WASHINGTON — The Environmental Protection Agency privately challenged the Trump administration’s rationale for freezing Obama-era mileage standards, saying the proposal actually would increase U.S. highway deaths.

In announcing the mileage proposal earlier this month, officials with EPA and Department of Transportation contended the mileage freeze would save about 1,000 lives a year. But in a June e-mail, senior EPA staffers told the Office of Management and Budget — the White House office charged with evaluating regulatory changes — that it would slightly increase highway deaths, by 17 annually.
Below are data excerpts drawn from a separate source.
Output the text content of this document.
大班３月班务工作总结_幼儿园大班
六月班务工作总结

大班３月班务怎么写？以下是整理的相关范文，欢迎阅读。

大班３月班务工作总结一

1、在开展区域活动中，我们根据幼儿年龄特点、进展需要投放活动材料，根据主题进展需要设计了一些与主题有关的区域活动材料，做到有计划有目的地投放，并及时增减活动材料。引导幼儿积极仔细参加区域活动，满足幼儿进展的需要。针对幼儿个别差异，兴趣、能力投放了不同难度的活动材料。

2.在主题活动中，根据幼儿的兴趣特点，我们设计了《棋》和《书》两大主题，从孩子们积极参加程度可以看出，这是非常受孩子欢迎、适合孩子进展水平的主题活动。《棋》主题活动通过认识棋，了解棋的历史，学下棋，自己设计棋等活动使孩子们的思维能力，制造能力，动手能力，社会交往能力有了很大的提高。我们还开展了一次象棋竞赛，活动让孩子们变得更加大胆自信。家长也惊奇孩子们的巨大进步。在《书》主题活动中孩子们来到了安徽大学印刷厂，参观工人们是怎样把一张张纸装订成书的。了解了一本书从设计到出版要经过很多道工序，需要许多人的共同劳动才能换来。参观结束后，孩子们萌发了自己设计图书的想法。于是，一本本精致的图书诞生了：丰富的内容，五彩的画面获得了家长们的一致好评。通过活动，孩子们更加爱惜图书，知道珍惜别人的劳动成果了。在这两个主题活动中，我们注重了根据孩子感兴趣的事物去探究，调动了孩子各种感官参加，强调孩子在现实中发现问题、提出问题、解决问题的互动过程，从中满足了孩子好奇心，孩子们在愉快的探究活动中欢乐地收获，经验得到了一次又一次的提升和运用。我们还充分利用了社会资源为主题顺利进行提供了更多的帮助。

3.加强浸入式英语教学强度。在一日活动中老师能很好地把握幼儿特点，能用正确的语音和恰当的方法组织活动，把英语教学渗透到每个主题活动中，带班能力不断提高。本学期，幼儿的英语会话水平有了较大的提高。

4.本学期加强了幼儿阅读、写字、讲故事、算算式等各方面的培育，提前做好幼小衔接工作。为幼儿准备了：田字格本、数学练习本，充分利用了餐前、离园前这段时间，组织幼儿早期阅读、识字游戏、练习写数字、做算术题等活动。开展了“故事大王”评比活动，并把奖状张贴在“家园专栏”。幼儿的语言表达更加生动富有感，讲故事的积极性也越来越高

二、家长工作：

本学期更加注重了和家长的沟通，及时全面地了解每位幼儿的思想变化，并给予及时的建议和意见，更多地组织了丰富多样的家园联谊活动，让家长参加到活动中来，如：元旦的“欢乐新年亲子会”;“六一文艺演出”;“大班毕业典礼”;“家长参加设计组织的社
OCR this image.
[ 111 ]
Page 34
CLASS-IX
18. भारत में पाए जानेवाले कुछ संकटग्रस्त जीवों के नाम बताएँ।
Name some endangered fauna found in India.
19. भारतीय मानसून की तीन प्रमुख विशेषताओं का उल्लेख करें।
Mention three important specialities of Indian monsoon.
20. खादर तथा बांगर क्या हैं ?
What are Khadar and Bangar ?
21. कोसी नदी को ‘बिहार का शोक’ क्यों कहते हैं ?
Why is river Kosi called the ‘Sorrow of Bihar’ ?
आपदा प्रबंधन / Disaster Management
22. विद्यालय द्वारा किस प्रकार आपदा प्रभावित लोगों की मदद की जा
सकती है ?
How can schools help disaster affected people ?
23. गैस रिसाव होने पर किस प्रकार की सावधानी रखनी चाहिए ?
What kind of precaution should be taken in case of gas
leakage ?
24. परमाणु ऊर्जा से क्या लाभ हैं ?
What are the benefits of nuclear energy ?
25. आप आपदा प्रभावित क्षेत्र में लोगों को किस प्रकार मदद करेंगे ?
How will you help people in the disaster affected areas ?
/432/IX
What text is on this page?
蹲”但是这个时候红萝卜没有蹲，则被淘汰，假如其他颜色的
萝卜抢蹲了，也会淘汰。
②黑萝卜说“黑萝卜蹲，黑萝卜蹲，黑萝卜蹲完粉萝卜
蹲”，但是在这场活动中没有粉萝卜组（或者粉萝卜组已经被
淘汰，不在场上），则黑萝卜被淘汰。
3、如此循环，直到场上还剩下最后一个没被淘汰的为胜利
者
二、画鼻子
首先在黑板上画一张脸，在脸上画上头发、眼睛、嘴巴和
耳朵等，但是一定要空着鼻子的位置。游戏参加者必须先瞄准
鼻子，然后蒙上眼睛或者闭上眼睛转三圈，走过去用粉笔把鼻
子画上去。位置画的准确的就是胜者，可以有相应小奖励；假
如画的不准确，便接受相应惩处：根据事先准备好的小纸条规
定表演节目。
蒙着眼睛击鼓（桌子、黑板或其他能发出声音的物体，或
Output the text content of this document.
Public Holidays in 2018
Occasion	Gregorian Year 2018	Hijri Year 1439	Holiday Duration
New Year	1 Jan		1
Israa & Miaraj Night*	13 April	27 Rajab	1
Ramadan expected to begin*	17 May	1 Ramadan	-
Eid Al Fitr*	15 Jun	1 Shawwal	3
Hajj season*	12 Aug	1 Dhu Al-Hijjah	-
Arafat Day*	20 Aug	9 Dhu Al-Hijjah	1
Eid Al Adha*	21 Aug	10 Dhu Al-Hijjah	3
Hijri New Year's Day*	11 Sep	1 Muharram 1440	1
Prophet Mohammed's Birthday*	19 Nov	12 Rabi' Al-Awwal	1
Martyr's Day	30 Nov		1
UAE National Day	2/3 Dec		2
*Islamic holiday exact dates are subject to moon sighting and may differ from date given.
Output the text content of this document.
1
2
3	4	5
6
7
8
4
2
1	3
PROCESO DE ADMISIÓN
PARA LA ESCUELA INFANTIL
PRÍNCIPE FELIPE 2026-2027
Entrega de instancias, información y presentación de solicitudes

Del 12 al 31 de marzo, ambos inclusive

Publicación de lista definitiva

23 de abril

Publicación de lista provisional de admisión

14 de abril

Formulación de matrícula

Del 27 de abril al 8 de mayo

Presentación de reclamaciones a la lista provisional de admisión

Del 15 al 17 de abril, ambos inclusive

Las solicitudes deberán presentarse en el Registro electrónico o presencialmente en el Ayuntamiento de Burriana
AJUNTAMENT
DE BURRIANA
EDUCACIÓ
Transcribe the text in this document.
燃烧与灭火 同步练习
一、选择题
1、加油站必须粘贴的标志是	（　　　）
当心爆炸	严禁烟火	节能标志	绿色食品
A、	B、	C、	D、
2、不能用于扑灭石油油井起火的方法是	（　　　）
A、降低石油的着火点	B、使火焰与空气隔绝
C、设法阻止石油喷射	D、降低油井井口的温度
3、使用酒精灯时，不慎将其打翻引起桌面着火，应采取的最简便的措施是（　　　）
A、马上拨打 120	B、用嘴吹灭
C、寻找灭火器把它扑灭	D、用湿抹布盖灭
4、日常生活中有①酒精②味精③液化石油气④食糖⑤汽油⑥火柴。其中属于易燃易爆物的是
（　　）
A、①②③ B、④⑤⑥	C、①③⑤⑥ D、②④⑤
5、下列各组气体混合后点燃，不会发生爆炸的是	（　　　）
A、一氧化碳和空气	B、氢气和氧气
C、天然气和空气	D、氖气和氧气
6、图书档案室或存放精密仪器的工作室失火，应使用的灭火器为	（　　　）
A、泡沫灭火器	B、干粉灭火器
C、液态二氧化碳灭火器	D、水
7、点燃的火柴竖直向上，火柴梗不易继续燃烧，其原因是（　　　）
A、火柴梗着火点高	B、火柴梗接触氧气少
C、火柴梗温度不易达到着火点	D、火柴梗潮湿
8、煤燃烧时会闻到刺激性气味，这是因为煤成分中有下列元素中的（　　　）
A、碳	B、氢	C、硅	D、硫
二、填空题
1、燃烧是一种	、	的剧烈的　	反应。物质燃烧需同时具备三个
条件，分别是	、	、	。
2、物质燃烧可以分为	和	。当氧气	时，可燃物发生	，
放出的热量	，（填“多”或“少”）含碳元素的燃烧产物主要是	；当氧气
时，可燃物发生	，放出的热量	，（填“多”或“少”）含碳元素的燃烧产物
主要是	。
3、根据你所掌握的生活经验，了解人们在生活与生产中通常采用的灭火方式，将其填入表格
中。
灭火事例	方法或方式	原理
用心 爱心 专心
The “proposed standards are detrimental to safety, rather than beneficial,” William Charmley, director of the assessments and standards division of EPA’s office of transportation and air quality, said in a June 18 interagency e-mail, released Aug. 14.



While the Trump administration has said it wants to freeze mileage standards after 2020, agencies still are seeking public comment on that and other options, EPA spokesman John Konkus said Aug. 14. “These e-mails are but a fraction of the robust dialogue that occurred during interagency deliberations for the proposed rule,” he said.

The Obama-era rules, which lay out years of increasingly toughened mileage standards, were one of the former administration’s biggest efforts against climate-changing tailpipe emissions and also were meant to lessen Americans’ overall dependence on the gas pump.

The Trump administration’s own public report on the mileage freeze proposal projected that it would cut tens of thousands of auto industry jobs. EPA acting Administrator Andrew Wheeler had emphasized the safety projections as one of the strongest arguments for the mileage freeze.

Essentially, the Trump administration argues in part that the mileage freeze would make vehicles cheaper, because automakers would not have to spend as much on fuel efficiency. As a result, the Department of Transportation argued, safer, newer vehicles would get on the road more quickly.

The June EPA e-mail says the administration’s proposal miscalculates the amount of vehicle turnover as a result of any mileage freeze.


Highway traffic on Route 50 in Bowie, Md. (Susan Walsh/AP)

A former EPA senior staffer, Jeff Alson, said that the documents released Aug. 14 showing the interagency discussions on the freeze made clear that “EPA career staff were totally ignored, despite DOT trying to deceive the public into thinking that EPA supports the analysis.”

Department of Transportation spokeswoman Karen Aldana defended the decision-making process. “As is typical for any joint rulemaking, the agencies provided feedback to each other as they developed their policy and analysis for the proposal,” she said.

Sen. Tom Carper (D-Del.), an opponent of the mileage freeze, said Aug. 14 that the documents give the public “even more evidence that it’s based on bogus science and fundamentally flawed assumptions.”

He said the proposed rule “almost certainly will be struck down in court.” California and 16 other states already have filed suit to block any change in the fuel-efficiency rules.